DES MOINES, Iowa (AP):

Republican presidential candidate John McCain did not mince words Friday at the Iowa State Fair, telling corn producers in the farming state he did not want to subsidise their ethanol but was eager to help market farm products around the world.

"My friends, we will disagree on a specific issue and that's healthy," McCain said as he stood near bales of straw at one of the premier US farming showcases. "I believe in renewable fuels. I don't believe in ethanol subsidies, but I believe in renewable fuels."

McCain has never been shy about speaking against subsidising the crop-based fuel when he is in farm country, though that stand helped to make him unpopular enough in Iowa that he skipped participating in its leadoff presidential caucuses in 2000 and again in 2008.

more ethanol plants under construction

The United States has 134 ethanol plants in 26 states with 77 more under construction or expanding, according to the Renewable Fuels Association, a trade group for the ethanol industry.

This year's corn crop, expected to be a record, is worth about $52 billion.

The Agriculture Department says economic growth in developing countries, tight global grain supplies and demand for ethanol have pushed corn prices to record or near-record prices.

In a brief speech at the fairgrounds - where he viewed a 1,253-pound (568-kilogram) boar named Freight Train and looked for pork chop on a stick, a fair delicacy - McCain pledged to negotiate trade deals favourable to farm commodities.

new TV ad

"My mission and my job as president of the United States will be to make sure every market in the world is open to your products," he said.
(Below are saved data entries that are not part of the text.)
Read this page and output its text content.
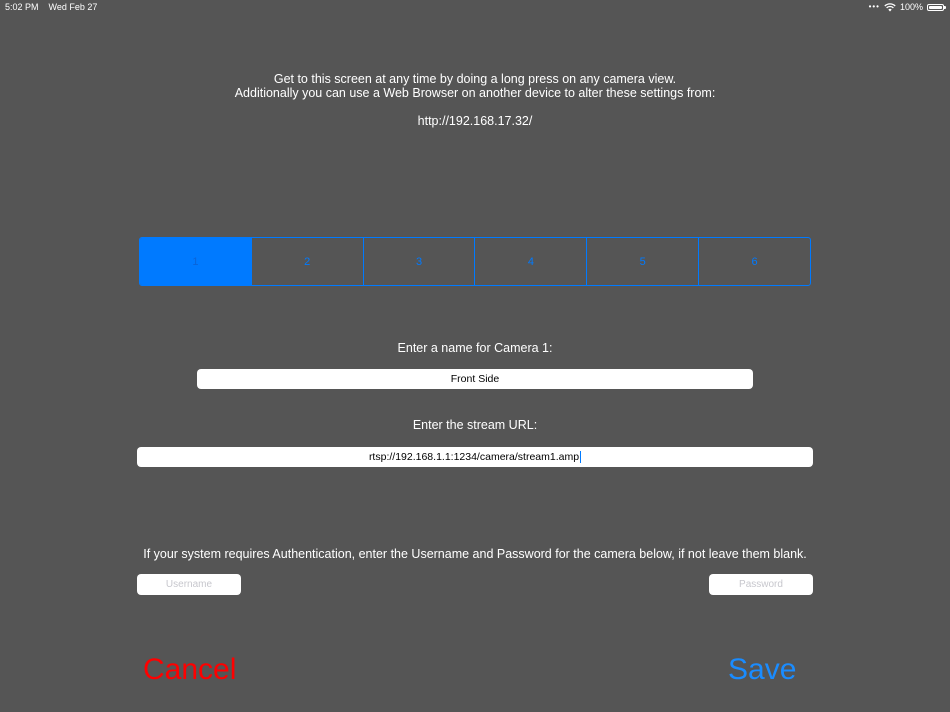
5:02 PM Wed Feb 27	••• 100%
Get to this screen at any time by doing a long press on any camera view.
Additionally you can use a Web Browser on another device to alter these settings from:
http://192.168.17.32/
1	2	3	4	5	6
Enter a name for Camera 1:
Front Side
Enter the stream URL:
rtsp://192.168.1.1:1234/camera/stream1.amp
If your system requires Authentication, enter the Username and Password for the camera below, if not leave them blank.
Username	Password
Cancel	Save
Meanwhile, the McCain campaign has released a new TV ad for battleground states that contends Obama would raise taxes on the middle class as well as families, small businesses and the elderly. It repeats the Republican campaign's assertion that Obama would raise taxes on those making $42,000 a year, a figure linked to allowing the Bush administration's tax cuts to expire on schedule in 2010.

Obama maintains that his budget plan is aimed at raising taxes only on those making more than $200,000 a year individually and $250,000 a year as a couple.

The Obama campaign called the new McCain spot "a lie" and "part of the old, tired politics of a party in Washington that has run out of ideas and run out of steam."